Americans are far more likely than the Japanese to expect another world war in their lifetime, according to AP-Kyodo polling 60 years after World War II ended. Most people in both countries believe the first use of a nuclear weapon is never justified.
Those findings come six decades after the US dropped atomic bombs on the Japanese cities of Hiroshima and Nagasaki. The war claimed about 400,000 US troops around the world, more than three times that many Japanese troops and at least 300,000 Japanese civilians.
Out of the ashes, Japan and the US forged a close political alliance.

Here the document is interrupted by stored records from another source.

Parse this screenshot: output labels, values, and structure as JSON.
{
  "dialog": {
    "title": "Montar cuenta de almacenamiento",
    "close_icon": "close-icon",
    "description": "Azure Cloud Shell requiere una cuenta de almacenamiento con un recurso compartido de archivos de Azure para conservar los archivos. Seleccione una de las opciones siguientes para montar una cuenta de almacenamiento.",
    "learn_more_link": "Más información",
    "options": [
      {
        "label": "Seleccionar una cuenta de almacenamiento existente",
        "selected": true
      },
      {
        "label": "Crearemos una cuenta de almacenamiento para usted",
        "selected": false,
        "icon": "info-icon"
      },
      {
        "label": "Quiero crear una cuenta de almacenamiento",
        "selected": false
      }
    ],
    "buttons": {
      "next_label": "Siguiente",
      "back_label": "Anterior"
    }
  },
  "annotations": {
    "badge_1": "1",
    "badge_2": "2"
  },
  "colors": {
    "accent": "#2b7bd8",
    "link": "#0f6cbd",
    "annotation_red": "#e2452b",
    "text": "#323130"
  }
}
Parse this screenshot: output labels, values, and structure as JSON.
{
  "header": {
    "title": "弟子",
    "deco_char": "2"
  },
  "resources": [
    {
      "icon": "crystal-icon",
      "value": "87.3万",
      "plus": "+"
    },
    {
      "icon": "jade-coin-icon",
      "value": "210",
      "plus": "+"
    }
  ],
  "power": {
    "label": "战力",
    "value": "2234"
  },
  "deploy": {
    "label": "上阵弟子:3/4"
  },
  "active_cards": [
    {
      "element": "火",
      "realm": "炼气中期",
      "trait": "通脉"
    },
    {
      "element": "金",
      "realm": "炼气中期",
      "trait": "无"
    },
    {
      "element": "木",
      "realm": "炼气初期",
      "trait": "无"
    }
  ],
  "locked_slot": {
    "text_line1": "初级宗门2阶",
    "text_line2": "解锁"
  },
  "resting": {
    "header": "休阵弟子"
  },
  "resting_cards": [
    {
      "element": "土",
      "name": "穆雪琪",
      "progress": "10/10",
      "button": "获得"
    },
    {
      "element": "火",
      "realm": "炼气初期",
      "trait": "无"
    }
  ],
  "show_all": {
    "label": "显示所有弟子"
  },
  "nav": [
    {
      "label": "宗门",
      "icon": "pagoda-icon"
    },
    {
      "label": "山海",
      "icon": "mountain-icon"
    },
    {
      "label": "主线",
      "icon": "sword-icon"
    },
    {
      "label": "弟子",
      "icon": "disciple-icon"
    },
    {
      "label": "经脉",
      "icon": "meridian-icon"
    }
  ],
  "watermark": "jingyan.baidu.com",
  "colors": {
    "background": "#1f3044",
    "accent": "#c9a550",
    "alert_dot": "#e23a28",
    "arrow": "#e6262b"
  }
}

Americans and Japanese now generally have good feelings about each other.
But people in the two countries have very different views on everything from the US use of the atomic bomb in 1945, fears of North Korea and the American military presence in Japan.
Some of the widest differences came on expectations of a new world war.
Six in 10 Americans said they think such a war is likely, while only one-third of the Japanese said so, according to polling done in both countries for The Associated Press and Kyodo, the Japanese news service.
"Man's going to destroy man eventually. When that will be, I don't know," said Gaye Lestaeghe of Freeport, Louisiana.
Some question whether that war has arrived, with fighting dragging on in Afghanistan and Iraq as part of the US campaign against terrorism.
"I feel like we're in a world war right now," said Susan Aser, a real estate agent from Rochester, New York.
The Japanese were less likely than Americans to expect a world war, less worried about the threat from North Korea and less inclined to say a first strike with nuclear weapons could be justified.
"The Japanese people take peace for granted," said Hiroya Sato, 20, of Tokyo. "The Japanese people are not interested in things like war."
President Harry Truman decided to try to end the war by dropping atomic bombs on Hiroshima on Aug. 6, 1945, and on Nagasaki three days later.
The first two atomic bombs killed tens of thousands in Hiroshima and Nagasaki; thousands more gradually died with severe radiation burns. Those bombings led to Japan's announcement on Aug. 15 that it would surrender.